Democracies provide best environment for emerging market returns
Ross Cameron of Northcape Capital says a shift away from democracy damages a whole range of checks and balances, and typically hurts investor returns
- Featuring: Ross Cameron
- February 11, 2025 February 11, 2025
- 13:01
- From: Northcape Capital
(Runtime: 5:00. Read the audio transcript.)
Investors should gauge commitment to democracy when assessing investment opportunities in emerging markets (EM), says Ross Cameron, portfolio advisor and analyst at Northcape Capital.
He said investments tend to flourish in democratic environments.
“When you see a shift away from democracy, this damages a whole range of checks and balances, and it typically hurts investor returns,” Cameron said. “So I think that’s one lens [with which] to look at the EM classes. Pivot towards democracies, preferably those that have a vibrant domestic free press.”
He cited Thailand, whose 2019 election was widely deemed to have been fraudulent, as an example of how deteriorating democratic ideals can lead to negative impacts for investors.
The world is becoming increasingly polarized into rival trading blocs led by the U.S. and China — countries with opposite views of democratic principles.
“There will be winners and losers in that,” he said, suggesting that companies associated with the Chinese trading bloc will have a harder time generating strong returns for long-term investors.
“As an investor, you want to seek out countries that are exposed to the U.S. trading bloc.”
In this polarized environment, he likes U.S.-friendly countries like the Philippines, Poland, Brazil, Taiwan, South Korea, and especially India and Mexico.
Despite Indian Prime Minister Narendra Modi’s faring less well than expected in recent elections, the forming of a coalition government signals India’s commitment to democracy and portends the introduction of social programs that will improve the lives of its poorest citizens.
“[This would be] a positive tailwind for consumption in that country,” he said. “I think the economy is still resilient. We’re looking still at 5%-plus GDP growth this year. Very few countries in the world are going to deliver that kind of GDP growth.”
And Indian companies continue to demonstrate they are excellent allocators of capital, he said.
“They earn very high returns on capital. They are efficient in terms of their capital expenditure, and ultimately, shareholder value creation,” he said.
As for Mexico, Cameron said it looks extremely attractive following the sell-off of the Mexican peso last year.
“Mexican stocks look historically cheap, trading on two standard deviations below their average PE,” he said.

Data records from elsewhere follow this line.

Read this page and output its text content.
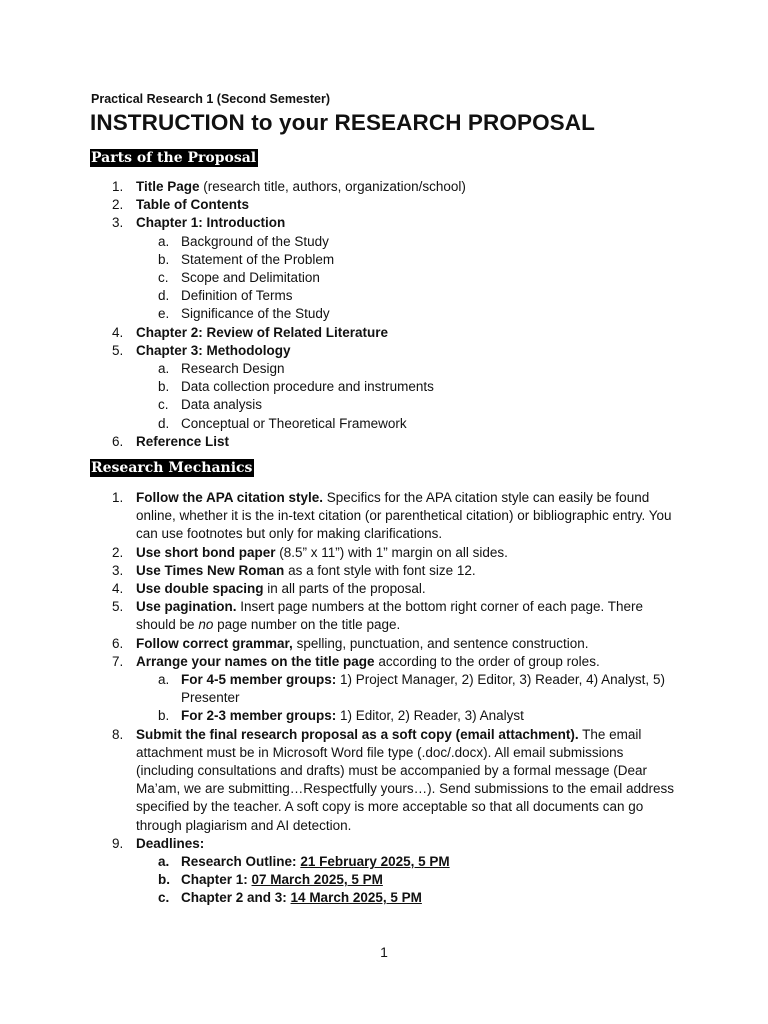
Practical Research 1 (Second Semester)
INSTRUCTION to your RESEARCH PROPOSAL
Parts of the Proposal
1. Title Page (research title, authors, organization/school)
2. Table of Contents
3. Chapter 1: Introduction
a. Background of the Study
b. Statement of the Problem
c. Scope and Delimitation
d. Definition of Terms
e. Significance of the Study
4. Chapter 2: Review of Related Literature
5. Chapter 3: Methodology
a. Research Design
b. Data collection procedure and instruments
c. Data analysis
d. Conceptual or Theoretical Framework
6. Reference List
Research Mechanics
1. Follow the APA citation style. Specifics for the APA citation style can easily be found online, whether it is the in-text citation (or parenthetical citation) or bibliographic entry. You can use footnotes but only for making clarifications.
2. Use short bond paper (8.5” x 11”) with 1” margin on all sides.
3. Use Times New Roman as a font style with font size 12.
4. Use double spacing in all parts of the proposal.
5. Use pagination. Insert page numbers at the bottom right corner of each page. There should be no page number on the title page.
6. Follow correct grammar, spelling, punctuation, and sentence construction.
7. Arrange your names on the title page according to the order of group roles.
a. For 4-5 member groups: 1) Project Manager, 2) Editor, 3) Reader, 4) Analyst, 5) Presenter
b. For 2-3 member groups: 1) Editor, 2) Reader, 3) Analyst
8. Submit the final research proposal as a soft copy (email attachment). The email attachment must be in Microsoft Word file type (.doc/.docx). All email submissions (including consultations and drafts) must be accompanied by a formal message (Dear Ma’am, we are submitting…Respectfully yours…). Send submissions to the email address specified by the teacher. A soft copy is more acceptable so that all documents can go through plagiarism and AI detection.
9. Deadlines:
a. Research Outline: 21 February 2025, 5 PM
b. Chapter 1: 07 March 2025, 5 PM
c. Chapter 2 and 3: 14 March 2025, 5 PM
1
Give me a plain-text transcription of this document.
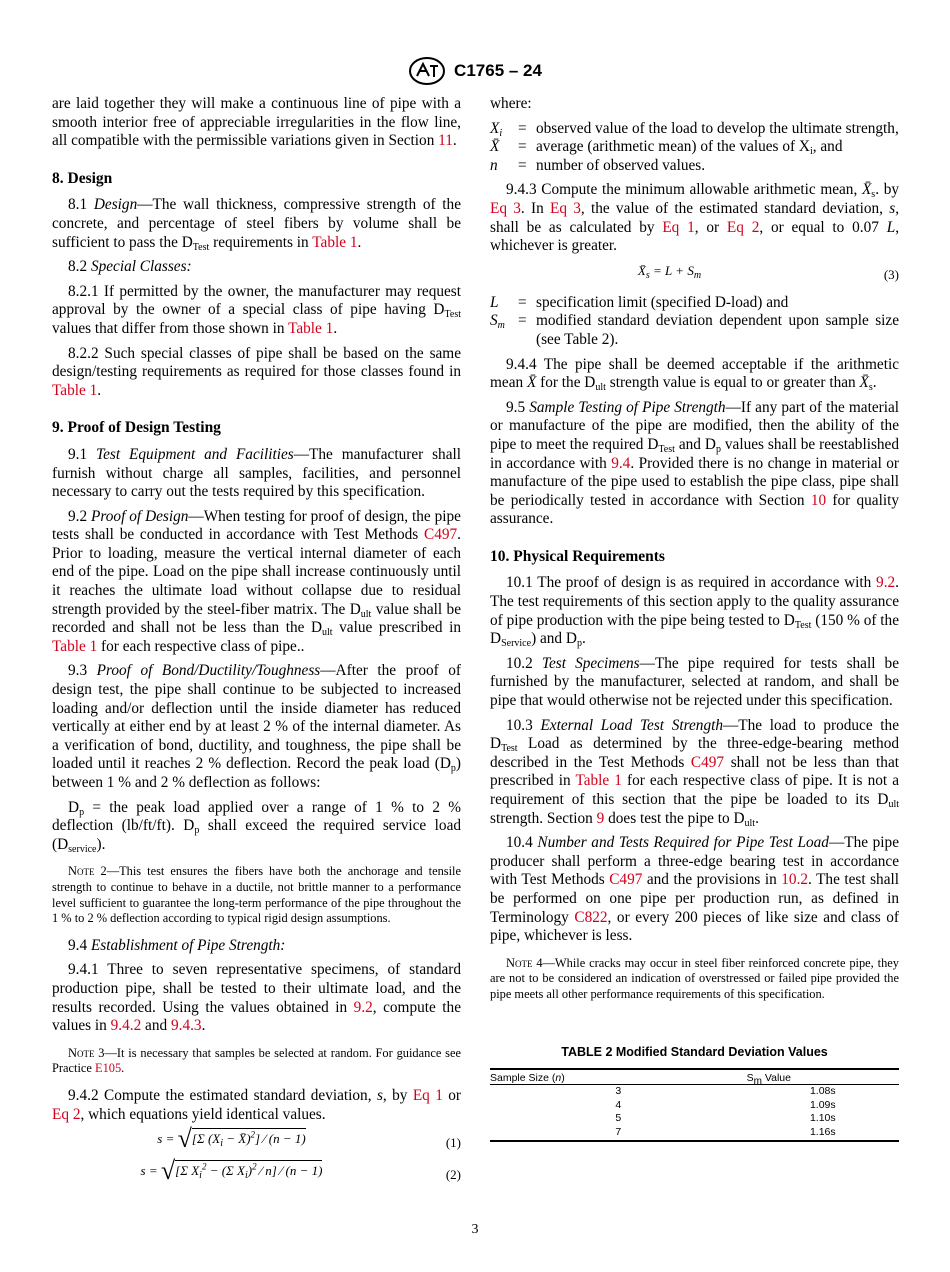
C1765 – 24

are laid together they will make a continuous line of pipe with a smooth interior free of appreciable irregularities in the flow line, all compatible with the permissible variations given in Section 11.

8. Design

8.1 Design—The wall thickness, compressive strength of the concrete, and percentage of steel fibers by volume shall be sufficient to pass the $D_{Test}$ requirements in Table 1.

8.2 Special Classes:

8.2.1 If permitted by the owner, the manufacturer may request approval by the owner of a special class of pipe having $D_{Test}$ values that differ from those shown in Table 1.

8.2.2 Such special classes of pipe shall be based on the same design/testing requirements as required for those classes found in Table 1.

9. Proof of Design Testing

9.1 Test Equipment and Facilities—The manufacturer shall furnish without charge all samples, facilities, and personnel necessary to carry out the tests required by this specification.

9.2 Proof of Design—When testing for proof of design, the pipe tests shall be conducted in accordance with Test Methods C497. Prior to loading, measure the vertical internal diameter of each end of the pipe. Load on the pipe shall increase continuously until it reaches the ultimate load without collapse due to residual strength provided by the steel-fiber matrix. The $D_{ult}$ value shall be recorded and shall not be less than the $D_{ult}$ value prescribed in Table 1 for each respective class of pipe..

9.3 Proof of Bond/Ductility/Toughness—After the proof of design test, the pipe shall continue to be subjected to increased loading and/or deflection until the inside diameter has reduced vertically at either end by at least 2 % of the internal diameter. As a verification of bond, ductility, and toughness, the pipe shall be loaded until it reaches 2 % deflection. Record the peak load $(D_p)$ between 1 % and 2 % deflection as follows:

$D_p$ = the peak load applied over a range of 1 % to 2 % deflection (lb/ft/ft). $D_p$ shall exceed the required service load $(D_{service})$.

Note 2—This test ensures the fibers have both the anchorage and tensile strength to continue to behave in a ductile, not brittle manner to a performance level sufficient to guarantee the long-term performance of the pipe throughout the 1 % to 2 % deflection according to typical rigid design assumptions.

9.4 Establishment of Pipe Strength:

9.4.1 Three to seven representative specimens, of standard production pipe, shall be tested to their ultimate load, and the results recorded. Using the values obtained in 9.2, compute the values in 9.4.2 and 9.4.3.

Note 3—It is necessary that samples be selected at random. For guidance see Practice E105.

9.4.2 Compute the estimated standard deviation, s, by Eq 1 or Eq 2, which equations yield identical values.

s = √[Σ ($X_i$ − X̄)$^2$] ⁄ (n − 1)	(1)
s = √[Σ $X_i^2 - (\Sigma$ $X_i)^2$ ⁄ n] ⁄ (n − 1)	(2)

where:

$X_i$	= observed value of the load to develop the ultimate strength,
X̄	= average (arithmetic mean) of the values of $X_i$, and
n	= number of observed values.

9.4.3 Compute the minimum allowable arithmetic mean, $X̄_s$. by Eq 3. In Eq 3, the value of the estimated standard deviation, s, shall be as calculated by Eq 1, or Eq 2, or equal to 0.07 L, whichever is greater.

$X̄_s = L + S_m$	(3)
L	= specification limit (specified D-load) and
$S_m$ = modified standard deviation dependent upon sample size (see Table 2).

9.4.4 The pipe shall be deemed acceptable if the arithmetic mean X̄ for the $D_{ult}$ strength value is equal to or greater than $X̄_s$.

9.5 Sample Testing of Pipe Strength—If any part of the material or manufacture of the pipe are modified, then the ability of the pipe to meet the required $D_{Test}$ and $D_p$ values shall be reestablished in accordance with 9.4. Provided there is no change in material or manufacture of the pipe used to establish the pipe class, pipe shall be periodically tested in accordance with Section 10 for quality assurance.

10. Physical Requirements

10.1 The proof of design is as required in accordance with 9.2. The test requirements of this section apply to the quality assurance of pipe production with the pipe being tested to $D_{Test}$ (150 % of the $D_{Service}$) and $D_p$.

10.2 Test Specimens—The pipe required for tests shall be furnished by the manufacturer, selected at random, and shall be pipe that would otherwise not be rejected under this specification.

10.3 External Load Test Strength—The load to produce the $D_{Test}$ Load as determined by the three-edge-bearing method described in the Test Methods C497 shall not be less than that prescribed in Table 1 for each respective class of pipe. It is not a requirement of this section that the pipe be loaded to its $D_{ult}$ strength. Section 9 does test the pipe to $D_{ult}$.

10.4 Number and Tests Required for Pipe Test Load—The pipe producer shall perform a three-edge bearing test in accordance with Test Methods C497 and the provisions in 10.2. The test shall be performed on one pipe per production run, as defined in Terminology C822, or every 200 pieces of like size and class of pipe, whichever is less.

Note 4—While cracks may occur in steel fiber reinforced concrete pipe, they are not to be considered an indication of overstressed or failed pipe provided the pipe meets all other performance requirements of this specification.
TABLE 2 Modified Standard Deviation Values
Sample Size (n)	$S_m$ Value
3	1.08s
4	1.09s
5	1.10s
7	1.16s
3
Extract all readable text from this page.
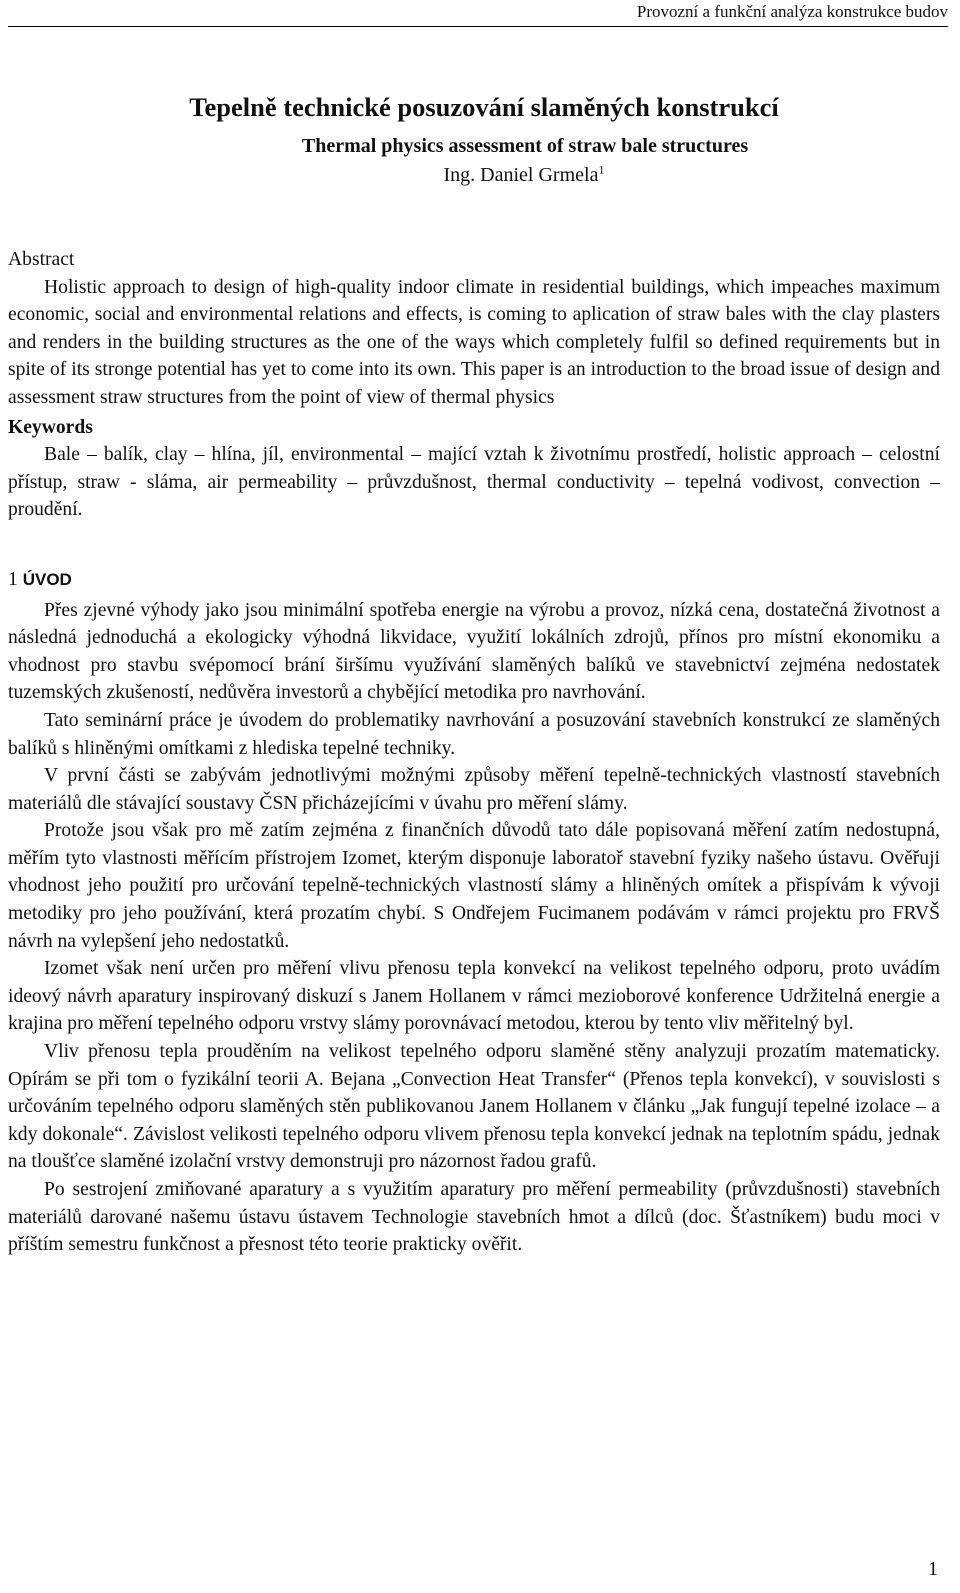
Provozní a funkční analýza konstrukce budov
Tepelně technické posuzování slaměných konstrukcí
Thermal physics assessment of straw bale structures
Ing. Daniel Grmela$^1$

Abstract

Holistic approach to design of high-quality indoor climate in residential buildings, which impeaches maximum economic, social and environmental relations and effects, is coming to aplication of straw bales with the clay plasters and renders in the building structures as the one of the ways which completely fulfil so defined requirements but in spite of its stronge potential has yet to come into its own. This paper is an introduction to the broad issue of design and assessment straw structures from the point of view of thermal physics

Keywords

Bale – balík, clay – hlína, jíl, environmental – mající vztah k životnímu prostředí, holistic approach – celostní přístup, straw - sláma, air permeability – průvzdušnost, thermal conductivity – tepelná vodivost, convection – proudění.

1 ÚVOD

Přes zjevné výhody jako jsou minimální spotřeba energie na výrobu a provoz, nízká cena, dostatečná životnost a následná jednoduchá a ekologicky výhodná likvidace, využití lokálních zdrojů, přínos pro místní ekonomiku a vhodnost pro stavbu svépomocí brání širšímu využívání slaměných balíků ve stavebnictví zejména nedostatek tuzemských zkušeností, nedůvěra investorů a chybějící metodika pro navrhování.

Tato seminární práce je úvodem do problematiky navrhování a posuzování stavebních konstrukcí ze slaměných balíků s hliněnými omítkami z hlediska tepelné techniky.

V první části se zabývám jednotlivými možnými způsoby měření tepelně-technických vlastností stavebních materiálů dle stávající soustavy ČSN přicházejícími v úvahu pro měření slámy.

Protože jsou však pro mě zatím zejména z finančních důvodů tato dále popisovaná měření zatím nedostupná, měřím tyto vlastnosti měřícím přístrojem Izomet, kterým disponuje laboratoř stavební fyziky našeho ústavu. Ověřuji vhodnost jeho použití pro určování tepelně-technických vlastností slámy a hliněných omítek a přispívám k vývoji metodiky pro jeho používání, která prozatím chybí. S Ondřejem Fucimanem podávám v rámci projektu pro FRVŠ návrh na vylepšení jeho nedostatků.

Izomet však není určen pro měření vlivu přenosu tepla konvekcí na velikost tepelného odporu, proto uvádím ideový návrh aparatury inspirovaný diskuzí s Janem Hollanem v rámci mezioborové konference Udržitelná energie a krajina pro měření tepelného odporu vrstvy slámy porovnávací metodou, kterou by tento vliv měřitelný byl.

Vliv přenosu tepla prouděním na velikost tepelného odporu slaměné stěny analyzuji prozatím matematicky. Opírám se při tom o fyzikální teorii A. Bejana „Convection Heat Transfer“ (Přenos tepla konvekcí), v souvislosti s určováním tepelného odporu slaměných stěn publikovanou Janem Hollanem v článku „Jak fungují tepelné izolace – a kdy dokonale“. Závislost velikosti tepelného odporu vlivem přenosu tepla konvekcí jednak na teplotním spádu, jednak na tloušťce slaměné izolační vrstvy demonstruji pro názornost řadou grafů.

Po sestrojení zmiňované aparatury a s využitím aparatury pro měření permeability (průvzdušnosti) stavebních materiálů darované našemu ústavu ústavem Technologie stavebních hmot a dílců (doc. Šťastníkem) budu moci v příštím semestru funkčnost a přesnost této teorie prakticky ověřit.

1
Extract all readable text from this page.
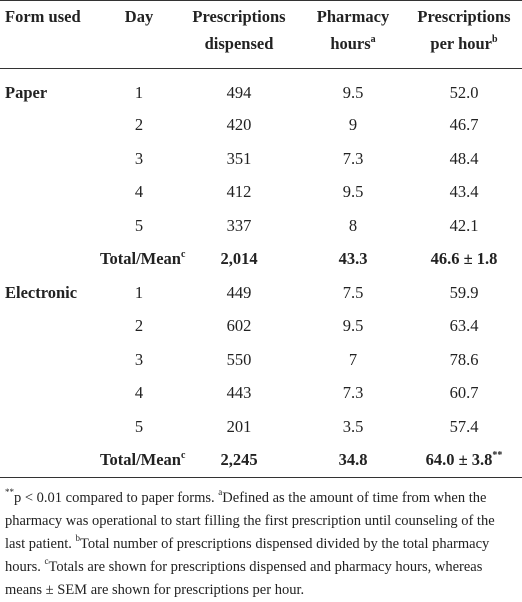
Form used	Day	Prescriptions dispensed	Pharmacy hours$^a$	Prescriptions per hour$^b$
Paper	1	494	9.5	52.0
	2	420	9	46.7
	3	351	7.3	48.4
	4	412	9.5	43.4
	5	337	8	42.1
	Total/Mean$^c$	2,014	43.3	46.6 ± 1.8
Electronic	1	449	7.5	59.9
	2	602	9.5	63.4
	3	550	7	78.6
	4	443	7.3	60.7
	5	201	3.5	57.4
	Total/Mean$^c$	2,245	34.8	64.0 ± 3.8**
**p < 0.01 compared to paper forms. $^a$Defined as the amount of time from when the pharmacy was operational to start filling the first prescription until counseling of the last patient. $^b$Total number of prescriptions dispensed divided by the total pharmacy hours. $^c$Totals are shown for prescriptions dispensed and pharmacy hours, whereas means ± SEM are shown for prescriptions per hour.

And the “bluster” about tariffs notwithstanding, he said the U.S. relies on Mexico for its supply chain, and as a manufacturing counterweight to China. It has a pragmatic president in Claudia Sheinbaum, and a base of high-quality companies.
“Investors that can take a two- or three-year view, buying now, are going to make money on the stocks themselves as depressed valuation multiples probably normalize,” he said. “And I think there’s an opportunity to make money on the currency as well with the peso being so cheap currently.”
Beyond India and Mexico, Cameron said there are opportunities in a number of emerging-market sectors including technology (health care and computer chips) and listed infrastructure (airports and toll roads). And with growing populations and rising incomes, emerging markets offer many opportunities in consumer goods and consumption sectors.
One example is BDO Unibank, Inc., in the Philippines, where despite a large, young and increasingly skilled population, credit penetration is extremely low.
“We’ve got this opportunity for a long period of strong credit growth,” he said. “And valuations are extremely compelling. We can buy this bank — even with a strong return on equity and this very strong credit growth — for less than 10 times forward earnings.”
Cameron said investing in emerging markets makes sense from a diversification standpoint, especially given U.S. stocks are more expensive than they’ve ever been. Emerging markets, by comparison, look historically cheap.
“If we see a world where the U.S. dollar stops appreciating, maybe even moves into a bear market, then investors should be very careful with being overweight U.S. stocks in that environment,” he said.
“Having exposure to EM — particularly a selective exposure to high-quality sovereigns that are not tied into global trade, [and] that are driven by structural growth, whether it be domestic consumption or technological innovation — I think is a very appropriate positioning.”